Sections organize tax law using sections and subchapters

Congress organizes the federal tax law into numbered sections and lettered subsections. Some of these sections are even so popular that most taxpayers recognize them. For example, most people know at least a little bit about subsection k of section 401, also known as Section 401(k), because at one time they've participated in an employer 401(k) pension plan arrangement.

You won't be surprised to hear that Congress has passed thousands of tax laws. Accordingly, to further organize these tax laws, Congress organizes the sections into subchapters. For example, the sections, or tax laws, about trusts are mostly grouped into Subchapter J. The sections, or tax laws, about partnerships are mostly grouped into Subchapter K. And the sections, or tax laws, about life insurance companies are mostly grouped into Subchapter L.

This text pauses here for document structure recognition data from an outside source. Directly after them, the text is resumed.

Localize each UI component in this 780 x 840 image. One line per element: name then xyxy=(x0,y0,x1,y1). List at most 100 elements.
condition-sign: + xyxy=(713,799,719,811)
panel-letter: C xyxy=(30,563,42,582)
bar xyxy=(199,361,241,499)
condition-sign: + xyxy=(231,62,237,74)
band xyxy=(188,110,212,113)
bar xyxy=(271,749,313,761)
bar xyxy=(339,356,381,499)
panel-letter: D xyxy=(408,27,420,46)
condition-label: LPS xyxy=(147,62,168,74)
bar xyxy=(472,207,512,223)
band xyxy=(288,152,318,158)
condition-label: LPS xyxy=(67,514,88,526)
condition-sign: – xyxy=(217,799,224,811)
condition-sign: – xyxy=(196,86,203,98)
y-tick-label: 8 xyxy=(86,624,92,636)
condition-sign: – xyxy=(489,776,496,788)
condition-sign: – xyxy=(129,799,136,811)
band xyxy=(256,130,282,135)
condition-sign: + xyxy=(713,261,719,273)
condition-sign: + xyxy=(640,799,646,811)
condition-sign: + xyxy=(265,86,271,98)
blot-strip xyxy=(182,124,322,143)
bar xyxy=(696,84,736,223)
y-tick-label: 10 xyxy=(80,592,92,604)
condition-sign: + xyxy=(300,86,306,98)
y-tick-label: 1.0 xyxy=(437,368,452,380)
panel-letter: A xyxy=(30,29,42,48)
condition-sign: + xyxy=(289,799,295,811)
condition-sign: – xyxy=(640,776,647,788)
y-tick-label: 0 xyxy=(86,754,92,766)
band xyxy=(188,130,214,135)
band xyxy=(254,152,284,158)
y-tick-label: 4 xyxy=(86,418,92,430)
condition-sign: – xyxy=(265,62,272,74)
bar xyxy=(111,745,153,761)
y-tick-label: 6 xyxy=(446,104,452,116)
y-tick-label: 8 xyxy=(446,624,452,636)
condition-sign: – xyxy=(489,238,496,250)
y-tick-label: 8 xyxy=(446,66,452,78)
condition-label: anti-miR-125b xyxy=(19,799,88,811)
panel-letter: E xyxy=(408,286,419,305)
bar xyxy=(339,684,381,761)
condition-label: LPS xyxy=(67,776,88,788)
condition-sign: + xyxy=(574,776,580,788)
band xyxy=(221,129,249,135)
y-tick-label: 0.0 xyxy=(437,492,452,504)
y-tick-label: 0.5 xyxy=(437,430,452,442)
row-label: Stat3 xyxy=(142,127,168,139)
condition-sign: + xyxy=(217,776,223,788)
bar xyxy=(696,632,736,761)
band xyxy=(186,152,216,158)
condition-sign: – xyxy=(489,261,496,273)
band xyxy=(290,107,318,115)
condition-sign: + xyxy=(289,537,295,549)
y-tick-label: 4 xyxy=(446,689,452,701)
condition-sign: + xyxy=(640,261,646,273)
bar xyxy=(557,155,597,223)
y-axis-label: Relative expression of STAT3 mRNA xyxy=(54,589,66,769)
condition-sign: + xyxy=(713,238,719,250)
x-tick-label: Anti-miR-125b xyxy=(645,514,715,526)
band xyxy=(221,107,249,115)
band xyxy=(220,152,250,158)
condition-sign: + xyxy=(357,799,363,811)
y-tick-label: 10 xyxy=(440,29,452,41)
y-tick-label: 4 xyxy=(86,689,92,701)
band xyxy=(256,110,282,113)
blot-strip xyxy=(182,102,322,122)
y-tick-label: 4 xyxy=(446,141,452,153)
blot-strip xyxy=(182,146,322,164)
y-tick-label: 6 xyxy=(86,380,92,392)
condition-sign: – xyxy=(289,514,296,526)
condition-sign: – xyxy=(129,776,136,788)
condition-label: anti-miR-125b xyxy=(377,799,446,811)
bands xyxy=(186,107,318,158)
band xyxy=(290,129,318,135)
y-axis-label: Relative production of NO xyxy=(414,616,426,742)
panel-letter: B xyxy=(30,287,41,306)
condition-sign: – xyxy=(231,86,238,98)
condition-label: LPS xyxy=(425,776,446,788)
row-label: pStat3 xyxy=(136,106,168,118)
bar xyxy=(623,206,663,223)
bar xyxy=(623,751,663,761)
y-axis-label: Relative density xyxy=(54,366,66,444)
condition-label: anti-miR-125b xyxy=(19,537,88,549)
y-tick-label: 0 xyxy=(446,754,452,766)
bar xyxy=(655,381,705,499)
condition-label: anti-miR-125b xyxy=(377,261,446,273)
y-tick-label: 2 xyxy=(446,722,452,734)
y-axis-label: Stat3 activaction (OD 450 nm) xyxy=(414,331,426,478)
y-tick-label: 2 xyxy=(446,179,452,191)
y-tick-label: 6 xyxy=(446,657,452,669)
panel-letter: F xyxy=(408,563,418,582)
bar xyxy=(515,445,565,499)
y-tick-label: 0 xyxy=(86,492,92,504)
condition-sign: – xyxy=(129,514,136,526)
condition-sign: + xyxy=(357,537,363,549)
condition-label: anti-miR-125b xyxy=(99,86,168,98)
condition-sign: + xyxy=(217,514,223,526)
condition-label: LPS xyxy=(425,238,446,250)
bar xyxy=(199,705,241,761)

And now we can explain where the label "Subchapter S" comes from--Subchapter S groups the sections, or tax laws, that apply when a business has elected to be treated as a small business corporation, also known as an S corporation. More specifically, Subchapter S groups the federal tax laws contained in Sections 1361 through 1379.

One final comment: subchapters, as you might guess, are further organized into numbered chapters. But people don't actually pay much attention to chapter numbers. Go figure.

Understanding the abbreviations

Here's the next thing you want to know, probably...

People commonly use the phrases "Subchapter S" or the abbreviation "Sub S" or the even shorter abbreviation "S" to refer to the small business corporations discussed in Sections 1361 through 1379. For example, someone might say, "I operate my business as a subchapter s corporation." Or he might say, "I own a Sub S corporation." Or "I'm an S corporation".

But to be technically precise, the tax laws don't label this way. Tax law calls the entity that's made the election described in Subchapter S a "small business corporation".

Subchapter S not just about corporations

Another comment (and one we make again and again on the pages of this web site): Confusingly, an S corporation isn't necessarily a corporation--in a state corporate law sense.

A variety of entities may elect to be treated as S corporations. A corporation, predictably, may make the election. A limited liability company may make the election. And so may a few other entities as well, including professional corporations, professional limited liability companies, limited partnerships, and limited liability partnerships.